La divisione del lavoro

In un opuscolo del 1849, titolato “Lavoro salariato e capitale”, Marx espose in forma prettamente divulgativa alcuni concetti chiave della sua visione dell’economia. L’autore descrive principalmente il processo dello sviluppo capitalistico in base al principio della divisione del lavoro e all’introduzione di macchine sempre più perfezionate, funzionali alla riduzione dei costi del lavoro, con la logica conseguenza dell’incremento del profitto finale. Ma i costi della divisione del lavoro, nell’interpretazione che Marx dà del fenomeno, sono sopportati esclusivamente dagli operai, parte lesa, costretti a farsi concorrenza sia venendosi più a buon mercato sia tentando di eseguire, ognuno, il lavoro anche di altri. Viene dato inoltre risalto al fatto che con le semplificazioni introdotte nel processo produttivo dalla divisione del lavoro, l’abilità del lavoro individuale perde il suo valore; non vengono infatti più richiesti particolari competenze, sforzi creativi o mentali, spesso nemmeno fisici. Ciò porta ad un abbassamento dei salari, ad un aumento dei licenziamenti, all’assunzione di donne e bambini con compensi minimi, allo sprofondamento nell’esercito dei proletari di piccoli artigiani travolti dal nuovo sistema di produzione.

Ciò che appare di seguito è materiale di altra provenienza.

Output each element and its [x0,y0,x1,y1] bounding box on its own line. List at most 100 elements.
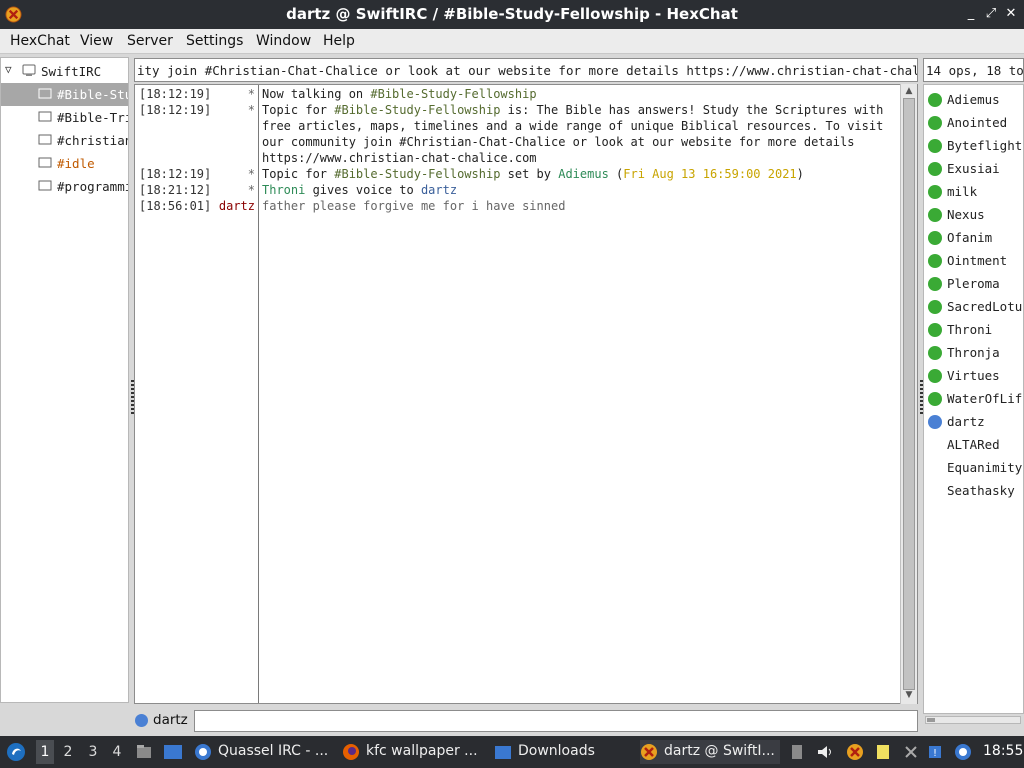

Gli effetti dell’introduzione delle macchine all’interno del processo produttivo saranno analizzati ampiamente da Marx nel primo volume de “Il Capitale”.
Qui di seguito riporto uno stralcio dell’opuscolo sopracitato:
“La più grande divisione del lavoro rende capace un operaio di fare il lavoro di cinque, di dieci, di venti; essa aumenta quindi di cinque, di dieci, di venti volte la concorrenza fra gli operai. Gli operai si fanno concorrenza non soltanto vendendosi più a buon mercato l’uno dell’altro; essi si fanno concorrenza nella misura in cui uno fa il lavoro di cinque, di dieci, di venti, e la divisione del lavoro, introdotta dal capitale e sempre accresciuta, costringe gli operai a farsi questo genere di concorrenza. Inoltre, nella stessa misura in cui la divisione del lavoro aumenta, il lavoro si semplifica. L’abilità particolare dell’operaio perde il suo valore. Egli viene trasformato in una forza produttiva semplice, monotona, che non deve più far ricorso a nessuno sforzo fisico e mentale. Il suo lavoro diventa lavoro accessibile a tutti. Perciò da ogni parte si precipitano su di lui dei concorrenti; e ricordiamo inoltre che quanto più il lavoro è semplice, quanto più facilmente lo si impara, quanto minori costi di produzione occorrono per rendersene padroni, tanto più in basso cade il salario, perché, come il prezzo di qualsiasi altra merce, esso è determinato dai costi di produzione. Nella misura, dunque, in cui il lavoro diventa tedioso e privo di soddisfazioni, nella stessa misura aumenta la concorrenza e diminuisce il salario”.